O Supremo Tribunal considerou “aceitáveis” os castigos corporais aplicados pela responsável do lar do Centro de Reabilitação Profissional em Setúbal a crianças com deficiências mentais, noticia hoje, quarta-feira, o jornal “Público”.

A Associação Portuguesa de Deficientes (APD) classifica a decisão do Supremo Tribunal como “intolerável”. Ao JPN, António Matos de Almeida, dirigente da associação, diz que “o uso de violência sobre as crianças que são as mais frágeis de todas é criminoso”.

A responsável do lar tinha sido condenada pelo Tribunal de Setúbal a 18 meses de prisão, com um ano de pena suspensa, acusada de maus tratos sobre crianças com deficiência mental. O Ministério Público recorreu da decisão e a arguida foi agora absolvida pelo Tribunal Supremo, sendo condenada, com pena suspensa, apenas por um dos casos.

Este caso evidencia “erros genéricos na sociedade que contribuem para que situações como esta tenham lugar e se repitam”, diz António Matos de Almeida, referindo-se ao isolamento de crianças com deficiência mental em instituições, onde não existem outras crianças que não sofram de qualquer deficiência, “em vez de as incluírem em instituições de carácter aberto”.

Em comunicado, a APD refere a inconstitucionalidade da decisão do Supremo Tribunal na medida em que “viola os princípios da Declaração dos Direitos das Crianças”. A associação pretende recorrer a “todos os meios que a lei disponibiliza para que esta decisão seja anulada”. A decisão do Supremo “não é defensável em lugar nenhum do mundo, em nenhuma ocasião”, acrescenta.

“Precedente para casos semelhantes”

Os juízes do Supremo Tribunal consideraram os actos da responsável do lar de Setúbal como “aceitáveis” e acrescentam que os castigos corporais moderados se justificam na educação.
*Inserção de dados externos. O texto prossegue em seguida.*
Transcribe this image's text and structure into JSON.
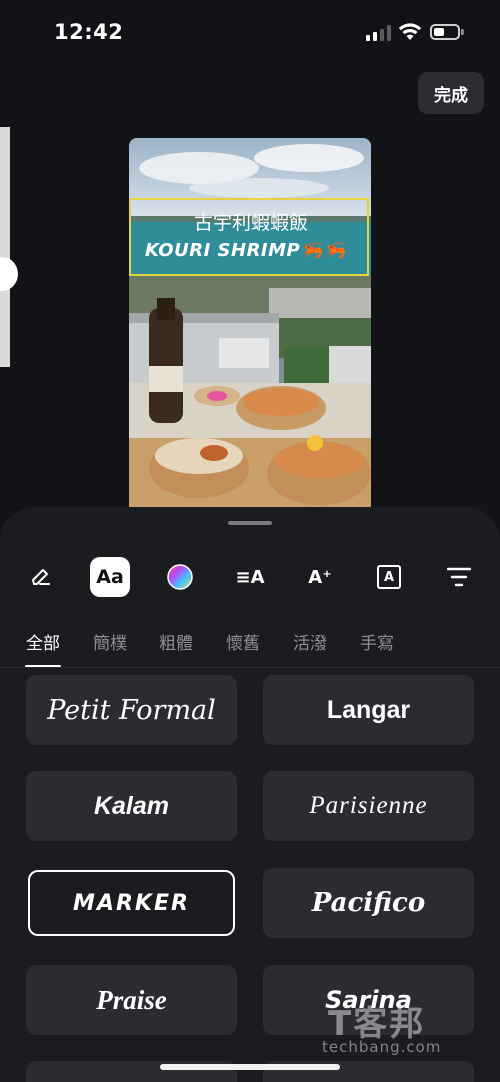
{
  "status_bar": {
    "time": "12:42"
  },
  "header": {
    "done_label": "完成"
  },
  "preview": {
    "overlay_title_cn": "古宇利蝦蝦飯",
    "overlay_title_en": "KOURI SHRIMP🦐🦐"
  },
  "toolbar": {
    "items": [
      {
        "icon": "pencil-erase-icon",
        "glyph": "✎"
      },
      {
        "icon": "font-style-icon",
        "glyph": "Aa",
        "active": true
      },
      {
        "icon": "color-wheel-icon"
      },
      {
        "icon": "text-align-icon",
        "glyph": "≡A"
      },
      {
        "icon": "text-effect-icon",
        "glyph": "A⁺"
      },
      {
        "icon": "text-background-icon",
        "glyph": "A"
      },
      {
        "icon": "filter-lines-icon",
        "glyph": "≡"
      }
    ]
  },
  "tabs": [
    {
      "label": "全部",
      "active": true
    },
    {
      "label": "簡樸"
    },
    {
      "label": "粗體"
    },
    {
      "label": "懷舊"
    },
    {
      "label": "活潑"
    },
    {
      "label": "手寫"
    }
  ],
  "fonts": [
    {
      "label": "Petit Formal"
    },
    {
      "label": "Langar"
    },
    {
      "label": "Kalam"
    },
    {
      "label": "Parisienne"
    },
    {
      "label": "Marker",
      "selected": true
    },
    {
      "label": "Pacifico"
    },
    {
      "label": "Praise"
    },
    {
      "label": "Sarina"
    }
  ],
  "watermark": {
    "cn": "T客邦",
    "en": "techbang.com"
  },
  "colors": {
    "background": "#121316",
    "sheet": "#1b1c20",
    "card": "#2b2c32",
    "overlay_border": "#e4d33a"
  }
}
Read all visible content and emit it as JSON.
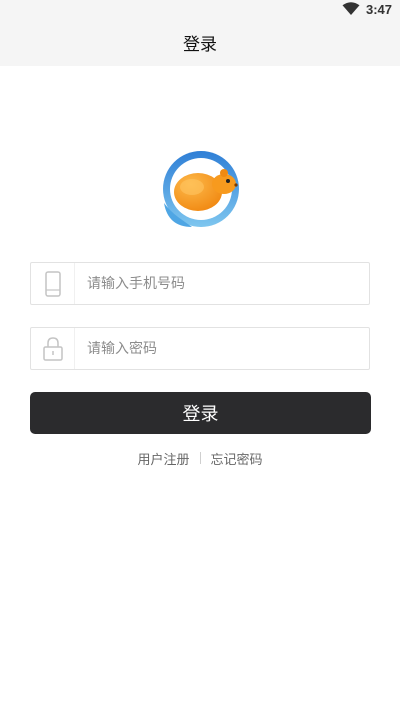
{
  "status_bar": {
    "time": "3:47",
    "wifi_icon": "wifi-icon"
  },
  "header": {
    "title": "登录"
  },
  "logo": {
    "icon": "hamster-logo",
    "colors": {
      "ring_blue": "#2f7fd6",
      "ring_light": "#7ec6ef",
      "body_orange": "#f79a1e"
    }
  },
  "form": {
    "phone": {
      "icon": "phone-icon",
      "placeholder": "请输入手机号码",
      "value": ""
    },
    "password": {
      "icon": "lock-icon",
      "placeholder": "请输入密码",
      "value": ""
    },
    "login_label": "登录"
  },
  "links": {
    "register": "用户注册",
    "forgot_password": "忘记密码"
  },
  "colors": {
    "button_bg": "#2b2b2d",
    "header_bg": "#f5f5f5"
  }
}
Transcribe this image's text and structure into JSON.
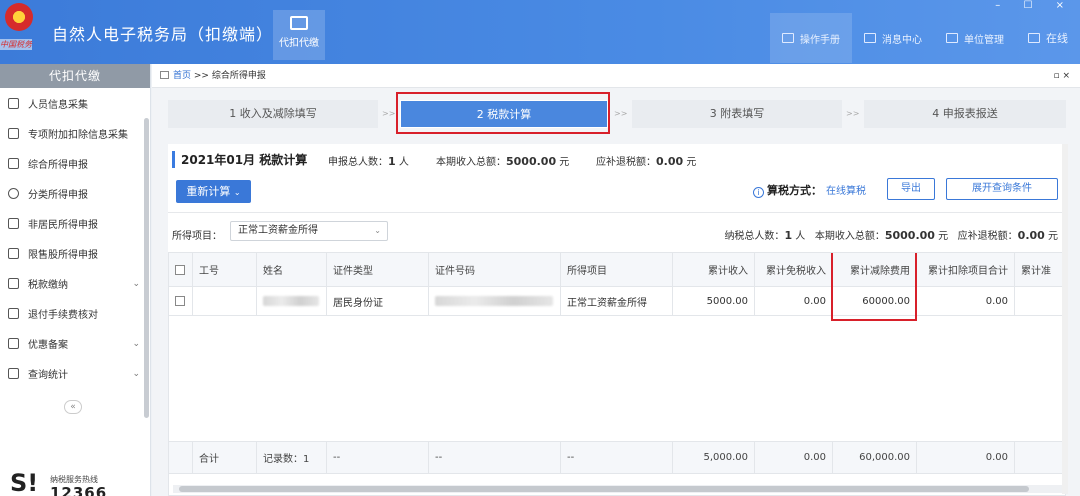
{
  "header": {
    "app_title": "自然人电子税务局（扣缴端）",
    "emblem_seal_text": "中国税务",
    "module_label": "代扣代缴",
    "nav": [
      {
        "label": "操作手册",
        "icon": "manual-icon"
      },
      {
        "label": "消息中心",
        "icon": "mail-icon"
      },
      {
        "label": "单位管理",
        "icon": "building-icon"
      },
      {
        "label": "在线",
        "icon": "online-icon"
      }
    ],
    "window_controls": "– ☐ ×"
  },
  "sidebar": {
    "title": "代扣代缴",
    "items": [
      {
        "label": "人员信息采集",
        "icon": "person-icon",
        "has_arrow": false
      },
      {
        "label": "专项附加扣除信息采集",
        "icon": "list-icon",
        "has_arrow": false
      },
      {
        "label": "综合所得申报",
        "icon": "layers-icon",
        "has_arrow": false
      },
      {
        "label": "分类所得申报",
        "icon": "pie-icon",
        "has_arrow": false
      },
      {
        "label": "非居民所得申报",
        "icon": "person-outline-icon",
        "has_arrow": false
      },
      {
        "label": "限售股所得申报",
        "icon": "bar-icon",
        "has_arrow": false
      },
      {
        "label": "税款缴纳",
        "icon": "folder-icon",
        "has_arrow": true
      },
      {
        "label": "退付手续费核对",
        "icon": "doc-icon",
        "has_arrow": false
      },
      {
        "label": "优惠备案",
        "icon": "note-icon",
        "has_arrow": true
      },
      {
        "label": "查询统计",
        "icon": "query-icon",
        "has_arrow": true
      }
    ],
    "collapse": "«",
    "hotline_label": "纳税服务热线",
    "hotline_number": "12366"
  },
  "breadcrumb": {
    "home": "首页",
    "sep": ">>",
    "current": "综合所得申报"
  },
  "steps": [
    {
      "label": "1 收入及减除填写",
      "active": false
    },
    {
      "label": "2 税款计算",
      "active": true
    },
    {
      "label": "3 附表填写",
      "active": false
    },
    {
      "label": "4 申报表报送",
      "active": false
    }
  ],
  "step_sep": ">>",
  "panel": {
    "title": "2021年01月 税款计算",
    "info1_label": "申报总人数：",
    "info1_value": "1",
    "info1_unit": "人",
    "info2_label": "本期收入总额：",
    "info2_value": "5000.00",
    "info2_unit": "元",
    "info3_label": "应补退税额：",
    "info3_value": "0.00",
    "info3_unit": "元",
    "recalc_label": "重新计算",
    "taxmode_label": "算税方式：",
    "taxmode_value": "在线算税",
    "export_label": "导出",
    "expand_label": "展开查询条件",
    "filter_label": "所得项目：",
    "filter_value": "正常工资薪金所得",
    "sum_people_label": "纳税总人数：",
    "sum_people_value": "1",
    "sum_people_unit": "人",
    "sum_income_label": "本期收入总额：",
    "sum_income_value": "5000.00",
    "sum_income_unit": "元",
    "sum_tax_label": "应补退税额：",
    "sum_tax_value": "0.00",
    "sum_tax_unit": "元"
  },
  "table": {
    "headers": [
      "工号",
      "姓名",
      "证件类型",
      "证件号码",
      "所得项目",
      "累计收入",
      "累计免税收入",
      "累计减除费用",
      "累计扣除项目合计",
      "累计准"
    ],
    "rows": [
      {
        "emp_no": "",
        "name": "",
        "id_type": "居民身份证",
        "id_no": "",
        "item": "正常工资薪金所得",
        "income": "5000.00",
        "tax_free": "0.00",
        "deduction": "60000.00",
        "deduct_total": "0.00",
        "extra": ""
      }
    ],
    "footer": {
      "label": "合计",
      "records": "记录数：1",
      "dash1": "--",
      "dash2": "--",
      "dash3": "--",
      "income": "5,000.00",
      "tax_free": "0.00",
      "deduction": "60,000.00",
      "deduct_total": "0.00"
    }
  },
  "colors": {
    "header_blue": "#4a8be4",
    "accent": "#3a78d8",
    "highlight_red": "#d8202a"
  }
}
Não dar umas “palmadas” pode mesmo “configurar como negligência educacional”, refere o acórdão do Supremo a que o “Público” teve acesso.

No entanto, disse o dirigente da Associação Portuguesa de Deficientes, “saber o que é moderado é muito subjectivo” e a posição do Supremo Tribunal relativamente a este caso específico pode “levar à interpretação de que agredir as crianças não tem qualquer problema”.

Também Pedro Biscaia, membro da Comissão dos Direitos do Homem da Ordem dos Advogados, se mostra “preocupado” com a decisão do Supremo Tribunal, porque “este caso poderá abrir um precedente para casos semelhantes de maus-tratos por servir como exemplo de mão leve”.

“Hoje em dia assistimos a cada vez mais casos de pobreza e miséria e as agressões a menores em instituições ou em famílias de acolhimento podem ser consideradas desculpáveis”, disse o advogado ao JPN.